Good to see someone from hsv! I saw this the other day and was wondering about price. Someone has one on facebook for $550. Looks to be the same make and model.


----------



## SGrabs33 (Feb 13, 2017)

If this one is close I'd say it's a much better deal.
https://nwga.craigslist.org/tls/6183696452.html
I think it's the 25 inch. 
Cheaper. 
Honda GX engine is much better. More reliable and easier to replace/repair parts.

Obviously I cannot see the reel and bedknife which are the big things to check when buying a reel mower.

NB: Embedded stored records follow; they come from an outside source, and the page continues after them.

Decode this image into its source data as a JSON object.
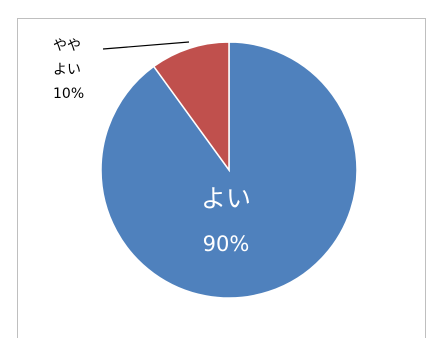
{
  "chart_data": {
    "type": "pie",
    "slices": [
      {
        "category": "よい",
        "value": 90,
        "percent_label": "90%",
        "color": "#4f81bd"
      },
      {
        "category_lines": [
          "やや",
          "よい"
        ],
        "category": "ややよい",
        "value": 10,
        "percent_label": "10%",
        "color": "#c0504d"
      }
    ],
    "start_angle_deg": 0,
    "direction": "clockwise",
    "legend": "none",
    "title": ""
  }
}
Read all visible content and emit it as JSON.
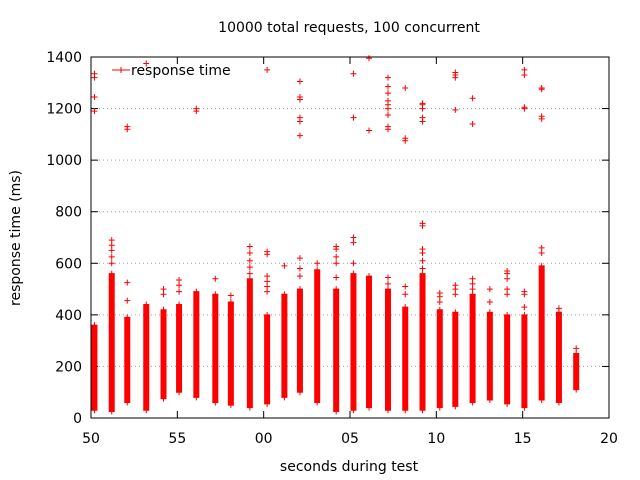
{
  "chart_data": {
    "type": "scatter",
    "title": "10000 total requests, 100 concurrent",
    "xlabel": "seconds during test",
    "ylabel": "response time (ms)",
    "xlim": [
      50,
      80
    ],
    "ylim": [
      0,
      1400
    ],
    "x_tick_values": [
      50,
      55,
      60,
      65,
      70,
      75,
      80
    ],
    "x_tick_labels": [
      "50",
      "55",
      "00",
      "05",
      "10",
      "15",
      "20"
    ],
    "y_tick_values": [
      0,
      200,
      400,
      600,
      800,
      1000,
      1200,
      1400
    ],
    "y_tick_labels": [
      "0",
      "200",
      "400",
      "600",
      "800",
      "1000",
      "1200",
      "1400"
    ],
    "grid": true,
    "grid_style": "dotted",
    "marker": "plus",
    "series_color": "#ff0000",
    "legend": {
      "entries": [
        "response time"
      ],
      "placement": "top-left"
    },
    "columns": [
      {
        "x": 50.2,
        "min": 30,
        "max": 360,
        "outliers": [
          1190,
          1245,
          1320,
          1335
        ]
      },
      {
        "x": 51.2,
        "min": 25,
        "max": 560,
        "outliers": [
          600,
          625,
          650,
          670,
          690
        ]
      },
      {
        "x": 52.1,
        "min": 60,
        "max": 390,
        "outliers": [
          455,
          525,
          1120,
          1130
        ]
      },
      {
        "x": 53.2,
        "min": 30,
        "max": 440,
        "outliers": [
          1375
        ]
      },
      {
        "x": 54.2,
        "min": 75,
        "max": 420,
        "outliers": [
          480,
          500
        ]
      },
      {
        "x": 55.1,
        "min": 100,
        "max": 440,
        "outliers": [
          490,
          515,
          535
        ]
      },
      {
        "x": 56.1,
        "min": 80,
        "max": 490,
        "outliers": [
          1190,
          1200
        ]
      },
      {
        "x": 57.2,
        "min": 60,
        "max": 480,
        "outliers": [
          540
        ]
      },
      {
        "x": 58.1,
        "min": 50,
        "max": 450,
        "outliers": [
          475
        ]
      },
      {
        "x": 59.2,
        "min": 40,
        "max": 540,
        "outliers": [
          560,
          585,
          610,
          640,
          665
        ]
      },
      {
        "x": 60.2,
        "min": 55,
        "max": 400,
        "outliers": [
          490,
          510,
          530,
          550,
          635,
          645,
          1350
        ]
      },
      {
        "x": 61.2,
        "min": 80,
        "max": 480,
        "outliers": [
          590
        ]
      },
      {
        "x": 62.1,
        "min": 100,
        "max": 500,
        "outliers": [
          550,
          580,
          620,
          1095,
          1150,
          1165,
          1235,
          1245,
          1305
        ]
      },
      {
        "x": 63.1,
        "min": 60,
        "max": 575,
        "outliers": [
          600
        ]
      },
      {
        "x": 64.2,
        "min": 25,
        "max": 500,
        "outliers": [
          545,
          600,
          625,
          655,
          665
        ]
      },
      {
        "x": 65.2,
        "min": 30,
        "max": 560,
        "outliers": [
          600,
          680,
          700,
          1165,
          1335
        ]
      },
      {
        "x": 66.1,
        "min": 40,
        "max": 550,
        "outliers": [
          1115,
          1395
        ]
      },
      {
        "x": 67.2,
        "min": 30,
        "max": 500,
        "outliers": [
          520,
          545,
          1120,
          1130,
          1175,
          1200,
          1215,
          1230,
          1260,
          1285,
          1320
        ]
      },
      {
        "x": 68.2,
        "min": 30,
        "max": 430,
        "outliers": [
          480,
          510,
          1075,
          1085,
          1280
        ]
      },
      {
        "x": 69.2,
        "min": 30,
        "max": 560,
        "outliers": [
          580,
          610,
          640,
          655,
          745,
          755,
          1150,
          1165,
          1200,
          1215,
          1220
        ]
      },
      {
        "x": 70.2,
        "min": 40,
        "max": 420,
        "outliers": [
          450,
          470,
          485
        ]
      },
      {
        "x": 71.1,
        "min": 45,
        "max": 410,
        "outliers": [
          480,
          500,
          515,
          1195,
          1320,
          1330,
          1340
        ]
      },
      {
        "x": 72.1,
        "min": 60,
        "max": 480,
        "outliers": [
          500,
          520,
          540,
          1140,
          1240
        ]
      },
      {
        "x": 73.1,
        "min": 70,
        "max": 410,
        "outliers": [
          450,
          500
        ]
      },
      {
        "x": 74.1,
        "min": 55,
        "max": 400,
        "outliers": [
          480,
          500,
          540,
          560,
          570
        ]
      },
      {
        "x": 75.1,
        "min": 40,
        "max": 400,
        "outliers": [
          430,
          480,
          490,
          1200,
          1205,
          1330,
          1350
        ]
      },
      {
        "x": 76.1,
        "min": 70,
        "max": 590,
        "outliers": [
          640,
          660,
          1160,
          1170,
          1275,
          1280
        ]
      },
      {
        "x": 77.1,
        "min": 60,
        "max": 410,
        "outliers": [
          425
        ]
      },
      {
        "x": 78.1,
        "min": 110,
        "max": 250,
        "outliers": [
          270
        ]
      }
    ]
  }
}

This TruCut looks descent too. But it's 700. 
https://nwga.craigslist.org/grd/6137087407.html

Mom of those have rollover though unfortunately.


----------



## high leverage (Jun 11, 2017)

I'd personally look for one with the Honda engine. Not a fan of Briggs


----------



## SGrabs33 (Feb 13, 2017)

high leverage said:


> I'd personally look for one with the Honda engine. Not a fan of Briggs


Fully agree. If the older Briggs has a gummed up carb it's miserable to clean(IMO). I've got 2 of them that still are not running. The Honda carb is so easy to clean. Or you can buy a new one for 12 bucks on Amazon. The replacemt carb I have looked at for that same model Briggs is 100 bucks.


----------



## Edward (Jun 22, 2017)

Before you pounce on a mower or set your heart on a new mower, consider what kind of mower you need, according to the type of your lawn. Check for its pros and cons


----------